When the cancer is aggressive, the patient needs immediate intervention. Based on the patient’s preferences, this can be radical prostatectomy – removing the entire gland – or radiation therapy. But when the lesion is non-aggressive, you just put the patient in a very close and strict follow-up, with multiple PSA measures and MRI examinations. And you intervene only if and when the cancer's biological behavior changes and it becomes aggressive. Because sexual or urinary incontinence are two very common side effects of treatments, we need to be very careful not to overtreat or over-diagnose patients.
And you want AI to make this distinction accurately.
This is one of the main clinical targets we are hoping to achieve with the help of AI: to be more accurate in distinguishing the patients who need aggressive treatment from those who do not.
So far, we have analysed a rather small dataset because, as I said, the data collection and, most importantly, the validation of the AI models, are still in progress. But even though the results we published are only preliminary, the capability of differentiating between aggressive disease and non-aggressive disease, based on the methodology that our lab has developed, is very encouraging.
Now we need to confirm these initial very positive results with bigger prospective patient cohorts. That will happen in the next two years. The last part of the project will be devoted to the prospective validation of these models, and only then will we be able to say to which extent these models can be translated to clinical practice.

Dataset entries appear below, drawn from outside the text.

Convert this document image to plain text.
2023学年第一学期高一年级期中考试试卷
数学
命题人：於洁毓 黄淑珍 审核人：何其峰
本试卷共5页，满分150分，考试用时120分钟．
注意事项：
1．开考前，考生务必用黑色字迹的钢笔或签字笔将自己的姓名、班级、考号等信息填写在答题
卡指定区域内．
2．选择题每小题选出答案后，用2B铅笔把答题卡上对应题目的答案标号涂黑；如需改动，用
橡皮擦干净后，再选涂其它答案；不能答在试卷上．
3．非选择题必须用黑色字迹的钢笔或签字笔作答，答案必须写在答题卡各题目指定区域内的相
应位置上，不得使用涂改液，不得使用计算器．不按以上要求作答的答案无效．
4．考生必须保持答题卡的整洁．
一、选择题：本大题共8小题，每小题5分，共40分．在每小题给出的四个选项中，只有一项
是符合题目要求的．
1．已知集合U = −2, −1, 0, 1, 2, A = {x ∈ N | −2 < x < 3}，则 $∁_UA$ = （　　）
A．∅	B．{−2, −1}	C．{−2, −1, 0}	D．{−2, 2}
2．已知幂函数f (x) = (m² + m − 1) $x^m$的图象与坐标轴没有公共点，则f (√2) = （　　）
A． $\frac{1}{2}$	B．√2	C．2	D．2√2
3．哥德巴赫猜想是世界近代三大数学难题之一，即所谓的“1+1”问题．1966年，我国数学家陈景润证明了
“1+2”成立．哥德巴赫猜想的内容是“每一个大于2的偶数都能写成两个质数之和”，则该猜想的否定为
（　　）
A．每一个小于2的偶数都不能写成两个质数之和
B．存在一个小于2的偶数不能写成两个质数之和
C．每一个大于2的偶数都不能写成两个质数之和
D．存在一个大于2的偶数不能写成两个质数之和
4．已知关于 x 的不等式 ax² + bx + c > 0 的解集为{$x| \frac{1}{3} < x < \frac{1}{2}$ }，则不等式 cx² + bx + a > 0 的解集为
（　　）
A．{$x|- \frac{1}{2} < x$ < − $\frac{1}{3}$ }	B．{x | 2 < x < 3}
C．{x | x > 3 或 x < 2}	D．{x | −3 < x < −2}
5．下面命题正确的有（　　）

The huge dataset that we are collecting – there is no other that compares to it – will give us the opportunity to train AI models that can translate into the clinic with high expectations. Although the Procancer-I project will end in 2025, there is now a new project we are participating in: the EUCAIM [EUropean Federation for CAncer IMages] project, launched at the beginning of 2023.
The EUCAIM is the cornerstone of the European Cancer Imaging Initiative, and it aims to develop a federated cancer imaging repository, including the Champalimaud Foundation and another 74 partners in Europe. It's a huge consortium, and it will develop by connecting individual repositories, and also hospitals, to a huge infrastructure. This will be the platform for future AI development at a European level. Our repository, the ProCancer-I repository, will be part of this bigger EUCAIM repository.
You are developing AI tools for prostate cancer. Will they be generalizable to other types of cancer?
At the moment we are focusing only on prostate cancer, but our group at the Champalimaud Foundation is also working in other areas. We have finalized a very big proposal on pancreatic cancer with a slightly different approach, that we are going to submit soon.
Interview by Ana Gerschenfeld, Health & Science Writer of the Champalimaud Foundation.